Mr. Baer thought that the program did wonders for Jessica. “She was a quiet, more reserved person,” he said. “And I just saw what mitzvah clowning did for her. She would take on this whole different persona of a mitzvah — it was just unbelievable.”
Looking back, Ms. Baer recognizes the impact the program had on her. “My once quiet self became outgoing, performing for residents of nursing homes and hospital patients,” she said. But it was the program’s impact on nursing home residents that she enjoyed most. “Nursing homes can be dull and quiet places,” she said. “But when a group of clowns comes in, it’s hard not to smile. Although a balloon might be a small piece of rubber, it can transform into a funny hat, a dog, or whatever you want it to be. Mitzvah clowns become a ray of light in the residents’ days and remind them that people care about them.”
Areyvut is the Bergenfield-based organization created by Daniel Rothner to involve young people in helping others. The organization develops and runs a variety of programs designed to give teens and their families opportunities to help, and at the same time teach the Jewish values of chesed and tikkun olam and motivate participants to become lifelong helpers.
This year, Areyvut is celebrating 20 years of engaging Jewish youth and teens and inspiring them to give back.
Ms. Baer continued mitzvah clowning while she was a student at Fair Lawn High School. She also spent a summer interning at Areyvut, where she created different programs and community outreach projects and had the opportunity to see the ins and outs of running a nonprofit organization.

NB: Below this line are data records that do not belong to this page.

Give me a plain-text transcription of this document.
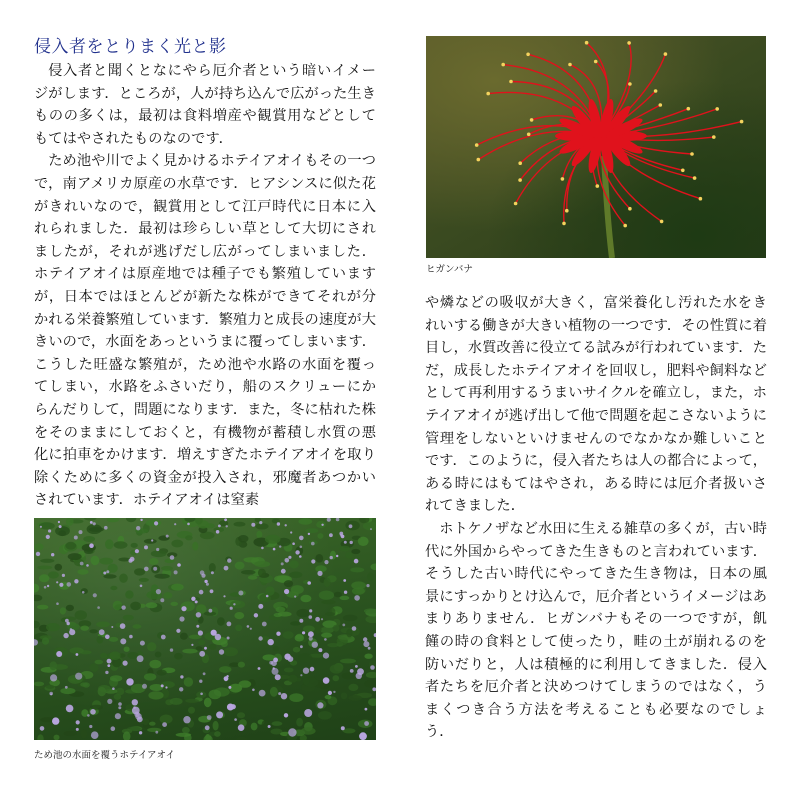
侵入者をとりまく光と影

侵入者と聞くとなにやら厄介者という暗いイメージがします．ところが，人が持ち込んで広がった生きものの多くは，最初は食料増産や観賞用などとしてもてはやされたものなのです．

ため池や川でよく見かけるホテイアオイもその一つで，南アメリカ原産の水草です．ヒアシンスに似た花がきれいなので，観賞用として江戸時代に日本に入れられました．最初は珍らしい草として大切にされましたが，それが逃げだし広がってしまいました．ホテイアオイは原産地では種子でも繁殖していますが，日本ではほとんどが新たな株ができてそれが分かれる栄養繁殖しています．繁殖力と成長の速度が大きいので，水面をあっというまに覆ってしまいます．こうした旺盛な繁殖が，ため池や水路の水面を覆ってしまい，水路をふさいだり，船のスクリューにからんだりして，問題になります．また，冬に枯れた株をそのままにしておくと，有機物が蓄積し水質の悪化に拍車をかけます．増えすぎたホテイアオイを取り除くために多くの資金が投入され，邪魔者あつかいされています．ホテイアオイは窒素

や燐などの吸収が大きく，富栄養化し汚れた水をきれいする働きが大きい植物の一つです．その性質に着目し，水質改善に役立てる試みが行われています．ただ，成長したホテイアオイを回収し，肥料や飼料などとして再利用するうまいサイクルを確立し，また，ホテイアオイが逃げ出して他で問題を起こさないように管理をしないといけませんのでなかなか難しいことです．このように，侵入者たちは人の都合によって，ある時にはもてはやされ，ある時には厄介者扱いされてきました．

ホトケノザなど水田に生える雑草の多くが，古い時代に外国からやってきた生きものと言われています．そうした古い時代にやってきた生き物は，日本の風景にすっかりとけ込んで，厄介者というイメージはあまりありません．ヒガンバナもその一つですが，飢饉の時の食料として使ったり，畦の土が崩れるのを防いだりと，人は積極的に利用してきました．侵入者たちを厄介者と決めつけてしまうのではなく，うまくつき合う方法を考えることも必要なのでしょう．

ため池の水面を覆うホテイアオイ

ヒガンバナ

Ms. Baer recently earned a master’s degree in child life, a field that uses developmentally appropriate explanations and helps children and their families cope with medical procedures and diagnoses through distraction and medical play. She credits her mitzvah clowning experience with putting her on the path to this career. Now a child life specialist intern at Hackensack University Medical Center, she finds that her mitzvah clowning skills come in handy. “A simple magic trick can help distract a patient during a painful medical procedure,” she said.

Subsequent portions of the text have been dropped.